Today’s private kitchens cater to an upper-middle-class population, and dinners cost $25 to $50, a good value in a very expensive city. The clientele has grown from local in-the-know Chinese to expatriates and food tourists looking for authentic cuisine and adventure. When the dot-com crash shortened the lines at all restaurants, many private kitchens had to close their doors. Then in 2003, the SARS outbreak served as a renaissance for some of the kitchens. Diners became fearful of large spaces and unsure where restaurateurs were buying their ingredients. More people crowded into the private dining rooms with few other patrons and a chef who sourced food locally.
The private kitchen Da Ping Huo has seen its clientele change in the 12 years it has been open. Its spicy and succulent mapo tofu includes beef, garlic, and chilies.
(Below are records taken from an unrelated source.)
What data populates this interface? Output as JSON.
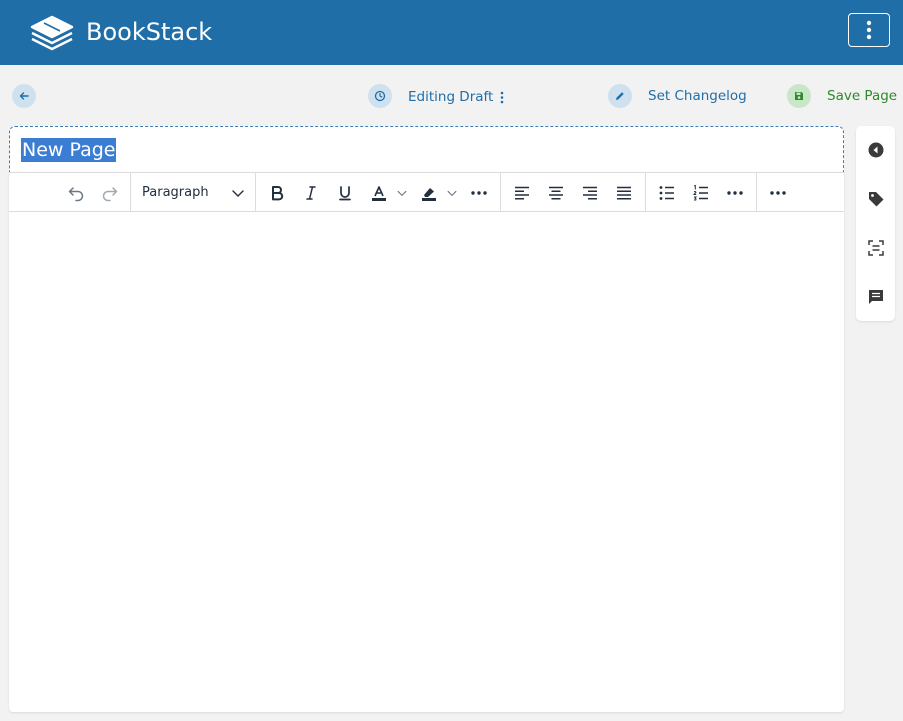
{
  "app": {
    "name": "BookStack"
  },
  "toolbar": {
    "draft_label": "Editing Draft",
    "changelog_label": "Set Changelog",
    "save_label": "Save Page"
  },
  "page": {
    "title": "New Page"
  },
  "editor": {
    "block_format": "Paragraph"
  },
  "colors": {
    "header": "#1f6ea8",
    "accent": "#1f6ea8",
    "save": "#2c8a2c"
  }
}
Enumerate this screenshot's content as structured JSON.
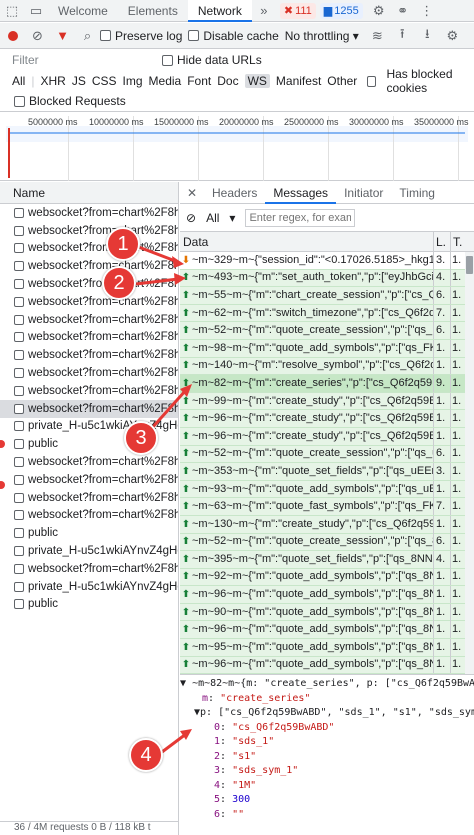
{
  "topbar": {
    "tabs": [
      "Welcome",
      "Elements",
      "Network"
    ],
    "active_tab": "Network",
    "errors": "111",
    "messages": "1255"
  },
  "toolbar": {
    "preserve_log": "Preserve log",
    "disable_cache": "Disable cache",
    "throttling": "No throttling"
  },
  "filter": {
    "placeholder": "Filter",
    "hide_data_urls": "Hide data URLs",
    "types": [
      "All",
      "XHR",
      "JS",
      "CSS",
      "Img",
      "Media",
      "Font",
      "Doc",
      "WS",
      "Manifest",
      "Other"
    ],
    "selected_type": "WS",
    "has_blocked_cookies": "Has blocked cookies",
    "blocked_requests": "Blocked Requests"
  },
  "overview": {
    "ticks": [
      "5000000 ms",
      "10000000 ms",
      "15000000 ms",
      "20000000 ms",
      "25000000 ms",
      "30000000 ms",
      "35000000 ms"
    ]
  },
  "left": {
    "header": "Name",
    "rows": [
      "websocket?from=chart%2F8h...",
      "websocket?from=chart%2F8h...",
      "websocket?from=chart%2F8h...",
      "websocket?from=chart%2F8h...",
      "websocket?from=chart%2F8h...",
      "websocket?from=chart%2F8h...",
      "websocket?from=chart%2F8h...",
      "websocket?from=chart%2F8h...",
      "websocket?from=chart%2F8h...",
      "websocket?from=chart%2F8h...",
      "websocket?from=chart%2F8h...",
      "websocket?from=chart%2F8h...",
      "private_H-u5c1wkiAYnvZ4gHd...",
      "public",
      "websocket?from=chart%2F8h...",
      "websocket?from=chart%2F8h...",
      "websocket?from=chart%2F8h...",
      "websocket?from=chart%2F8h...",
      "public",
      "private_H-u5c1wkiAYnvZ4gHd...",
      "websocket?from=chart%2F8h...",
      "private_H-u5c1wkiAYnvZ4gHd...",
      "public"
    ],
    "selected_index": 11,
    "footer": "36 / 4M requests  0 B / 118 kB t"
  },
  "right": {
    "tabs": [
      "Headers",
      "Messages",
      "Initiator",
      "Timing"
    ],
    "active_tab": "Messages",
    "filter_select": "All",
    "filter_placeholder": "Enter regex, for exam",
    "col_data": "Data",
    "col_len": "L.",
    "col_time": "T.",
    "messages": [
      {
        "dir": "recv",
        "data": "~m~329~m~{\"session_id\":\"<0.17026.5185>_hkg1-...",
        "len": "3.",
        "time": "1."
      },
      {
        "dir": "sent",
        "data": "~m~493~m~{\"m\":\"set_auth_token\",\"p\":[\"eyJhbGci...",
        "len": "4.",
        "time": "1."
      },
      {
        "dir": "sent",
        "data": "~m~55~m~{\"m\":\"chart_create_session\",\"p\":[\"cs_Q6...",
        "len": "6.",
        "time": "1."
      },
      {
        "dir": "sent",
        "data": "~m~62~m~{\"m\":\"switch_timezone\",\"p\":[\"cs_Q6f2q...",
        "len": "7.",
        "time": "1."
      },
      {
        "dir": "sent",
        "data": "~m~52~m~{\"m\":\"quote_create_session\",\"p\":[\"qs_FK...",
        "len": "6.",
        "time": "1."
      },
      {
        "dir": "sent",
        "data": "~m~98~m~{\"m\":\"quote_add_symbols\",\"p\":[\"qs_FKY...",
        "len": "1.",
        "time": "1."
      },
      {
        "dir": "sent",
        "data": "~m~140~m~{\"m\":\"resolve_symbol\",\"p\":[\"cs_Q6f2q...",
        "len": "1.",
        "time": "1."
      },
      {
        "dir": "sent",
        "data": "~m~82~m~{\"m\":\"create_series\",\"p\":[\"cs_Q6f2q59B...",
        "len": "9.",
        "time": "1."
      },
      {
        "dir": "sent",
        "data": "~m~99~m~{\"m\":\"create_study\",\"p\":[\"cs_Q6f2q59B...",
        "len": "1.",
        "time": "1."
      },
      {
        "dir": "sent",
        "data": "~m~96~m~{\"m\":\"create_study\",\"p\":[\"cs_Q6f2q59B...",
        "len": "1.",
        "time": "1."
      },
      {
        "dir": "sent",
        "data": "~m~96~m~{\"m\":\"create_study\",\"p\":[\"cs_Q6f2q59B...",
        "len": "1.",
        "time": "1."
      },
      {
        "dir": "sent",
        "data": "~m~52~m~{\"m\":\"quote_create_session\",\"p\":[\"qs_uE...",
        "len": "6.",
        "time": "1."
      },
      {
        "dir": "sent",
        "data": "~m~353~m~{\"m\":\"quote_set_fields\",\"p\":[\"qs_uEEn...",
        "len": "3.",
        "time": "1."
      },
      {
        "dir": "sent",
        "data": "~m~93~m~{\"m\":\"quote_add_symbols\",\"p\":[\"qs_uEEn...",
        "len": "1.",
        "time": "1."
      },
      {
        "dir": "sent",
        "data": "~m~63~m~{\"m\":\"quote_fast_symbols\",\"p\":[\"qs_FK...",
        "len": "7.",
        "time": "1."
      },
      {
        "dir": "sent",
        "data": "~m~130~m~{\"m\":\"create_study\",\"p\":[\"cs_Q6f2q59B...",
        "len": "1.",
        "time": "1."
      },
      {
        "dir": "sent",
        "data": "~m~52~m~{\"m\":\"quote_create_session\",\"p\":[\"qs_8N...",
        "len": "6.",
        "time": "1."
      },
      {
        "dir": "sent",
        "data": "~m~395~m~{\"m\":\"quote_set_fields\",\"p\":[\"qs_8NN...",
        "len": "4.",
        "time": "1."
      },
      {
        "dir": "sent",
        "data": "~m~92~m~{\"m\":\"quote_add_symbols\",\"p\":[\"qs_8N...",
        "len": "1.",
        "time": "1."
      },
      {
        "dir": "sent",
        "data": "~m~96~m~{\"m\":\"quote_add_symbols\",\"p\":[\"qs_8N...",
        "len": "1.",
        "time": "1."
      },
      {
        "dir": "sent",
        "data": "~m~90~m~{\"m\":\"quote_add_symbols\",\"p\":[\"qs_8N...",
        "len": "1.",
        "time": "1."
      },
      {
        "dir": "sent",
        "data": "~m~96~m~{\"m\":\"quote_add_symbols\",\"p\":[\"qs_8N...",
        "len": "1.",
        "time": "1."
      },
      {
        "dir": "sent",
        "data": "~m~95~m~{\"m\":\"quote_add_symbols\",\"p\":[\"qs_8N...",
        "len": "1.",
        "time": "1."
      },
      {
        "dir": "sent",
        "data": "~m~96~m~{\"m\":\"quote_add_symbols\",\"p\":[\"qs_8N...",
        "len": "1.",
        "time": "1."
      }
    ],
    "selected_message": 7,
    "detail": {
      "summary": "~m~82~m~{m: \"create_series\", p: [\"cs_Q6f2q59BwABD\"",
      "m_key": "m",
      "m_value": "\"create_series\"",
      "p_summary": "p: [\"cs_Q6f2q59BwABD\", \"sds_1\", \"s1\", \"sds_sym_1\"",
      "p_items": [
        {
          "k": "0",
          "v": "\"cs_Q6f2q59BwABD\"",
          "kind": "s"
        },
        {
          "k": "1",
          "v": "\"sds_1\"",
          "kind": "s"
        },
        {
          "k": "2",
          "v": "\"s1\"",
          "kind": "s"
        },
        {
          "k": "3",
          "v": "\"sds_sym_1\"",
          "kind": "s"
        },
        {
          "k": "4",
          "v": "\"1M\"",
          "kind": "s"
        },
        {
          "k": "5",
          "v": "300",
          "kind": "n"
        },
        {
          "k": "6",
          "v": "\"\"",
          "kind": "s"
        }
      ]
    }
  },
  "callouts": [
    "1",
    "2",
    "3",
    "4"
  ],
  "colors": {
    "accent": "#1a73e8",
    "callout": "#e53935",
    "sent_bg": "#e6f4e6",
    "selected_bg": "#c6e7c6"
  }
}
Somewhat ubiquitous in Chinese restaurants, mapo tofu is different in every chef’s hands; Da Ping Huo’s is generally acclaimed as one of the most authentic in Hong Kong.
The Chinese phrase for private kitchen is “zi fong choi’’ (literally “private room menu’’). Food lore says private kitchens date to the collapse of the Qing Dynasty in 1912, when the court chefs suddenly found themselves out of work. To make ends meet, they took to entertaining in their homes, preparing special set meals for a fee. Nowadays private kitchens have become more varied, more established, and more closely akin to small restaurants, though a small contingent of unlicensed private kitchens still operate under the radar. Legal or not, they have largely maintained their hallmarks: a set menu, one to two seatings, and no signs or advertising. The scope, however, has grown, and in addition to regional Chinese cooking, you can find Japanese, Italian, French, and even Creole menus.
From their hole-in-the-wall beginnings, private kitchens remain a unique facet of the Hong Kong culinary tradition, giving guests a chance to sit back in a small apartment setting, dine well, and focus on the food. The fact that it’s in a secret location only adds to the allure.